Introduction
There are a number of bullous diseases other than pemphigus and bullous pemphigoid that are important to recognize. Porphyria cutanea tarda is a porphyria that has no extracutaneous manifestations (Figures 186-1, 186-2, and 186-3). Dystrophic epidermolysis bullosa belongs to a family of inherited diseases where blister formation can be caused by even minor skin trauma. PLEVA (pityriasis lichenoides et varioliformis acuta) is a minor cutaneous lymphoid dyscrasia that can appear suddenly and persist for weeks to months. Dermatitis herpetiformis is a recurrent eruption that is usually associated with gluten and diet-related enteropathies.
Porphyria Cutanea Tarda
A middle-aged woman presented with tense blisters on the dorsum of her hand (Figure 186-1). One bulla was intact and the others had ruptured, showing erosions. Work-up showed elevated porphyrins in the urine (which fluoresced orange-red under a Wood lamp) and the patient was diagnosed with porphyria cutanea tarda.

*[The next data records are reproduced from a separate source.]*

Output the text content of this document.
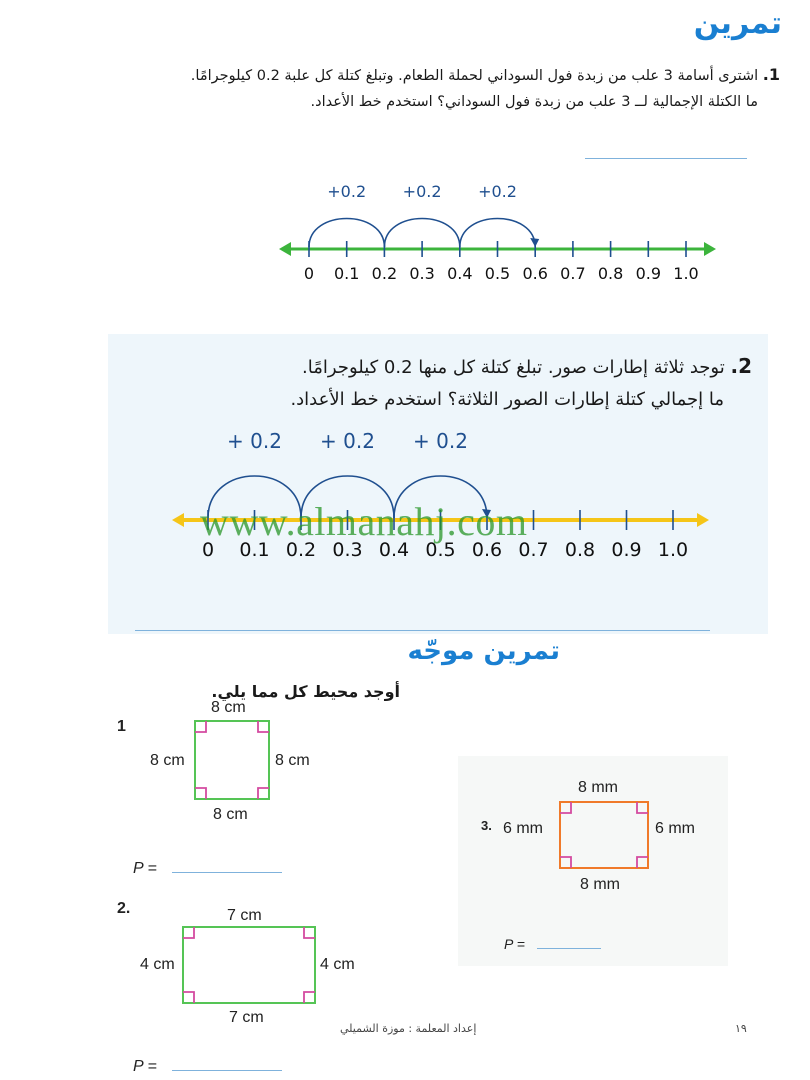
تمرين
1. اشترى أسامة 3 علب من زبدة فول السوداني لحملة الطعام. وتبلغ كتلة كل علبة 0.2 كيلوجرامًا.
ما الكتلة الإجمالية لــ 3 علب من زبدة فول السوداني؟ استخدم خط الأعداد.
0 0.1 0.2 0.3 0.4 0.5 0.6 0.7 0.8 0.9 1.0
+0.2 +0.2 +0.2
2. توجد ثلاثة إطارات صور. تبلغ كتلة كل منها 0.2 كيلوجرامًا.
ما إجمالي كتلة إطارات الصور الثلاثة؟ استخدم خط الأعداد.
0 0.1 0.2 0.3 0.4 0.5 0.6 0.7 0.8 0.9 1.0
+ 0.2 + 0.2 + 0.2
www.almanahj.com
تمرين موجّه
أوجد محيط كل مما يلي.
1
8 cm
8 cm	8 cm
8 cm
P =
2.	7 cm
4 cm	4 cm
7 cm
P =
3.
8 mm
6 mm	6 mm
8 mm
P =
إعداد المعلمة : موزة الشميلي	١٩
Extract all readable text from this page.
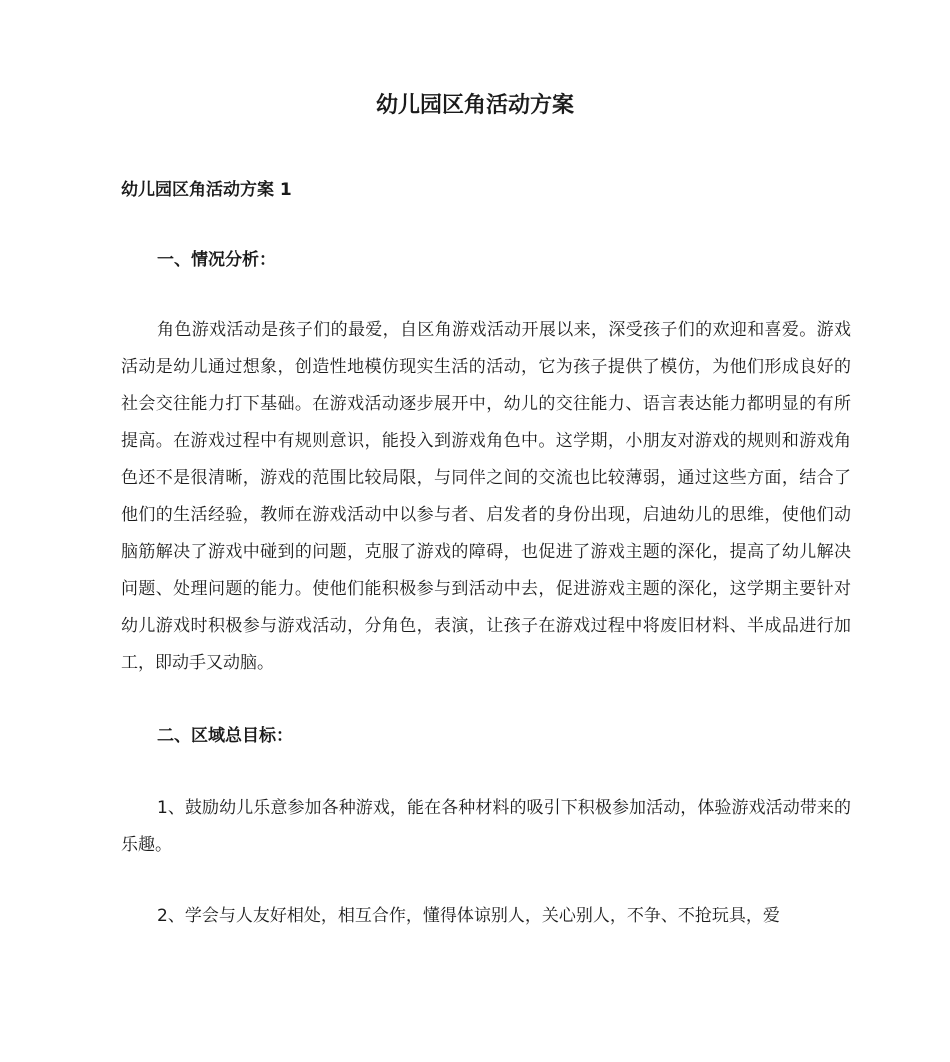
幼儿园区角活动方案
幼儿园区角活动方案 1
一、情况分析：

角色游戏活动是孩子们的最爱，自区角游戏活动开展以来，深受孩子们的欢迎和喜爱。游戏活动是幼儿通过想象，创造性地模仿现实生活的活动，它为孩子提供了模仿，为他们形成良好的社会交往能力打下基础。在游戏活动逐步展开中，幼儿的交往能力、语言表达能力都明显的有所提高。在游戏过程中有规则意识，能投入到游戏角色中。这学期，小朋友对游戏的规则和游戏角色还不是很清晰，游戏的范围比较局限，与同伴之间的交流也比较薄弱，通过这些方面，结合了他们的生活经验，教师在游戏活动中以参与者、启发者的身份出现，启迪幼儿的思维，使他们动脑筋解决了游戏中碰到的问题，克服了游戏的障碍，也促进了游戏主题的深化，提高了幼儿解决问题、处理问题的能力。使他们能积极参与到活动中去，促进游戏主题的深化，这学期主要针对幼儿游戏时积极参与游戏活动，分角色，表演，让孩子在游戏过程中将废旧材料、半成品进行加工，即动手又动脑。

二、区域总目标：

1、鼓励幼儿乐意参加各种游戏，能在各种材料的吸引下积极参加活动，体验游戏活动带来的乐趣。

2、学会与人友好相处，相互合作，懂得体谅别人，关心别人，不争、不抢玩具，爱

- Porphyria cutanea tarda (PCT) occurs mostly in middle-aged adults (typically 30 to 50 years of age) and is rare in children.
- It is especially likely to occur in women on oral contraceptives and in men on estrogen therapy for prostate cancer.1
- Alcohol, pesticides, and chloroquine have been implicated as chemicals that induce PCT.1
- PCT is equally common in both genders.
- There is an increased incidence of PCT in persons with hepatitis C (Figures 186-2 and 186-3).
- The porphyrias are a family of illnesses caused by various metabolic derangements in the metabolism of porphyrin, the chemical backbone of hemoglobin. Whereas the other porphyrias (acute intermittent porphyria and variegate porphyria) are associated with well-known systemic manifestations (abdominal pain, peripheral neuropathy, and pulmonary complications), PCT has no extracutaneous manifestations. Photosensitivity is seen (as with variegate porphyria). PCT is associated with a reduction in hepatic uroporphyrin decarboxylase.
The classic presentation is that of blistering (vesicles and tense bullae) on photosensitive “fragile skin” (similar to epidermolysis bullosa). Scleroderma-like heliotrope suffusion of the eyelids and face may be seen. As the blisters heal, the skin takes on an atrophic appearance. Hypertrichosis (especially on the cheeks and temples) is also common and may be the presenting feature.
Classically, the dorsa of the hands are affected (Figures 186-1, 186-2, and 186-3). Facial suffusion (heliotrope) may be seen along with hypertrichosis of the cheeks and temples.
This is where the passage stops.